ロッテ・藤岡、中継ぎを経験して取り戻した自信。かつての『東都のドクターK』は覚醒の2016年に
開幕からロッテのブルペン陣は好調だ。日に日に存在感を増しているのが藤岡貴裕だ。
2016/04/07
指揮官「元々は先発だが、しばらくは中継ぎで」
2016年に入り、藤岡のポジションは先発ではなく、昨年終盤と変わらないロングリリーフ要員のままだ。それでも4月5日現在で、4試合6イニング1/3を投げて防御率1.42の成績とブルペン陣の一人として、頼りになるところを見せている。
3月26日の北海道日本ハム戦では先発で崩れた大嶺祐太の後を継ぎ、2回1安打無失点。チームの逆転勝利に繋げる投球をした。

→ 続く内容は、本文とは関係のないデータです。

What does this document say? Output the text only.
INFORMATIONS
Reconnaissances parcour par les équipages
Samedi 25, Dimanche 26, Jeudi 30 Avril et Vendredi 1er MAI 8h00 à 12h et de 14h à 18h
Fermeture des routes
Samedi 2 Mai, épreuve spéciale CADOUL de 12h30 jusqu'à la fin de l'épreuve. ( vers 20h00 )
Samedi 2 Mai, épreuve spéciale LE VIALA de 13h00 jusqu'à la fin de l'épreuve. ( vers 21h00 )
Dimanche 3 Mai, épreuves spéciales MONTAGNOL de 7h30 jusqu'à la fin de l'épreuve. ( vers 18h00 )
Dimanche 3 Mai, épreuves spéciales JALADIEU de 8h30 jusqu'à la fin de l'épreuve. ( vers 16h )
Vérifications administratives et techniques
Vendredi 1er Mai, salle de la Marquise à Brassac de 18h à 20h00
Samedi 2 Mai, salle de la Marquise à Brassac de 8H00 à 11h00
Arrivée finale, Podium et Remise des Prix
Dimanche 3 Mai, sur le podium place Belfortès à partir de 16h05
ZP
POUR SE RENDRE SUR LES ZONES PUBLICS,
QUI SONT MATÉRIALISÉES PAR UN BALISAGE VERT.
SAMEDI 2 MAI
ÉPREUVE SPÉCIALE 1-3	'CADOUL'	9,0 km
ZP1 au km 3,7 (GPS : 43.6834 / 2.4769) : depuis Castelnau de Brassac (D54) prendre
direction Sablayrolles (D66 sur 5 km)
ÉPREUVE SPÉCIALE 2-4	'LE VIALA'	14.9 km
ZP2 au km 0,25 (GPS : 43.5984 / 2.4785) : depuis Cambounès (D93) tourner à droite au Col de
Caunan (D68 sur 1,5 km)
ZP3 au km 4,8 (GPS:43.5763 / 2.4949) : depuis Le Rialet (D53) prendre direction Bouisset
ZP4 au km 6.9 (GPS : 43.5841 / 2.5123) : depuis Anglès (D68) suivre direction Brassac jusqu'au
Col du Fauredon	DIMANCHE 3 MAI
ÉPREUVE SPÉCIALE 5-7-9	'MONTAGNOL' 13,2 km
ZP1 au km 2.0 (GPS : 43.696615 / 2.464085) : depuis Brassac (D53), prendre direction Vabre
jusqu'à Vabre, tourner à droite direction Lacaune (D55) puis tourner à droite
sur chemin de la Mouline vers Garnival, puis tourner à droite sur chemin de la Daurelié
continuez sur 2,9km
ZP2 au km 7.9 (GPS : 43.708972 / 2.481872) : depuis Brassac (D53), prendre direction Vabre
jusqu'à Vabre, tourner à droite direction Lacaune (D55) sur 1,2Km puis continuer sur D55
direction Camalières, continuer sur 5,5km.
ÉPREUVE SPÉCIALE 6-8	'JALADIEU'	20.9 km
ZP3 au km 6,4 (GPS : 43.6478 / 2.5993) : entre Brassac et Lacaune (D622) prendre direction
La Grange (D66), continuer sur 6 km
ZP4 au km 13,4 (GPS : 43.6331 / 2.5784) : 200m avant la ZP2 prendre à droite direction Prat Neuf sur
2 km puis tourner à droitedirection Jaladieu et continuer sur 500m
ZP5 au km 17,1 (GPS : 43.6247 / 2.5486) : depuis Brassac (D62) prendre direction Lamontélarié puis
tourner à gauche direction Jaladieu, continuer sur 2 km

奪った三振も4個。かつて「東都のドクターK」と呼ばれたころの面影も感じさせた。
試合後の千葉ロッテ・伊東勤監督のコメントも上々の評価を与えた。
「(今日は)悪い流れを、藤岡が2回をピシッと抑えてくれたことでこういう形(逆転勝ち)に繋がったんだと思います」
さらに、伊東監督はこう言葉を続けた。
「今日はおどおどしているところもなかったですし、オープン戦でも状態は悪くなかったので、こういうチャンスを活かして、元々は先発のピッチャーなので、彼が先発に加わってくれたら、いいと思いますけど、しばらくの間は中継ぎが弱いので、長いイニングも投げられますし、大谷が腰の状態が良くなくて抹消しなければいけない状態になったので、余計に藤岡の存在も大きくなってくると思います」
指揮官のこうした評価を得てもなお、藤岡は自身の投球にまだまだ物足りないところがあると言う。それは彼の求めた場所が、今いる場所よりも、もっと高いところにあるからに他ならない。
「変化球で空振りを獲りたいときにファールにされたりとかそういうところです。結果的に真っ直ぐで三振は獲れましたけど、自分がその打席で狙ったイメージは、変化球で三振を獲りに行ったこと。それがファールにされてしまったので……。打ち取れはしましたけど、三振を獲りたいときにバットに当てさせないというところをもっと意識して、これからもっと自分を上げて行きたいんです」
そう話す現在の彼に、強気に一段上から相手打者を見下ろしていた入団当時の彼の姿を思い起こしたのは自分だけではないはずだ。
覚醒は、すでに始まっているのかもしれない。